Purpose: : To provide a comprehensive description of the human corneal innervation using modified whole mounts.

Methods: : Human corneas from donors aged 19-83 years with death-to-fixation times of <18 hours were obtained from registered eye banks. The central core of each cornea was removed with a 6.5mm trephine and the peripheral cornea was cut into temporal and nasal halves. Five serial 100 micron-thick sections were cut from each specimen in a cryostat in a posterior-to-anterior direction at which point the remaining tissue, consisting of approximately 50-100 microns of anterior stroma and the entire corneal epithelium, was thawed in PBS to yield an anterior-cornea whole mount. Specimens were incubated overnight in 0.01% hyaluronidase and 0.1% EDTA in 0.1M PBS, pH 5.3 to enhance permeability. Corneal nerves were stained immunohistochemically with neurotubulin primary Ab (TUJ1, Covance, Inc.) and standard ABC-DAB methodology.

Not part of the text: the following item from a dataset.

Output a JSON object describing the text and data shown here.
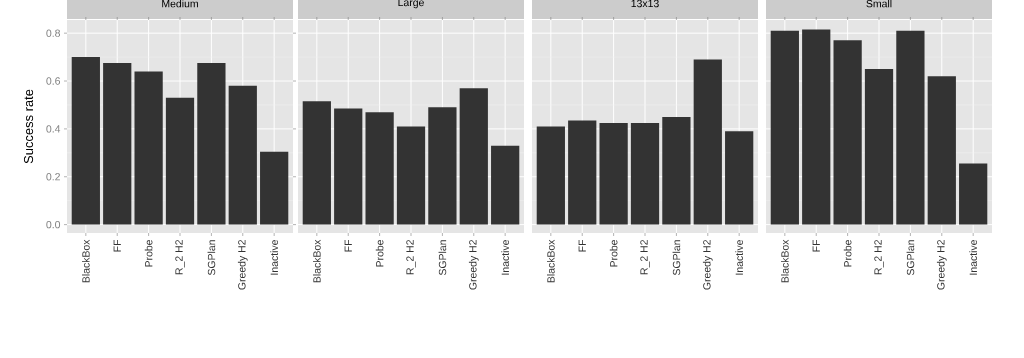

Results: : An average of 74 evenly spaced stromal nerve bundles entered the peripheral cornea at the limbus. These fibers gave rise to a modest midstromal nerve plexus consisting of branched, medium-sized nerve bundles. Anterior-cornea whole mounts from the central and peripheral cornea provided comprehensive, three-dimensional demonstrations of subepithelial and subbasal nerve architecture. The subepithelial plexus comprised a tortuous network of delicate, highly anastomotic fibers that was most dense in the peri-central cornea. The subbasal plexus in the central cornea consisted of uniformly-spaced thick subbasal nerves separated from one another by an anastomotic network of much thinner fibers. Subbasal nerves in the central cornea coursed, in general, in a 6-12 oclock direction. Subbasal nerves in the peripheral cornea coursed in a predominantly radial direction; however, many peripheral subbasal nerves (especially in older corneas), coursed parallel or oblique to the corneoscleral limbus. The mean distance between thick subbasal nerves was 108 microns in the central cornea and 229 microns in the intermediate/peripheral cornea. Intraepithelial nerve terminals, which degenerate rapidly after death, were visualized inconsistently in this study; however, many anterior-cornea whole mounts contained several areas of excellent nerve terminal staining suitable for morphologic analyses.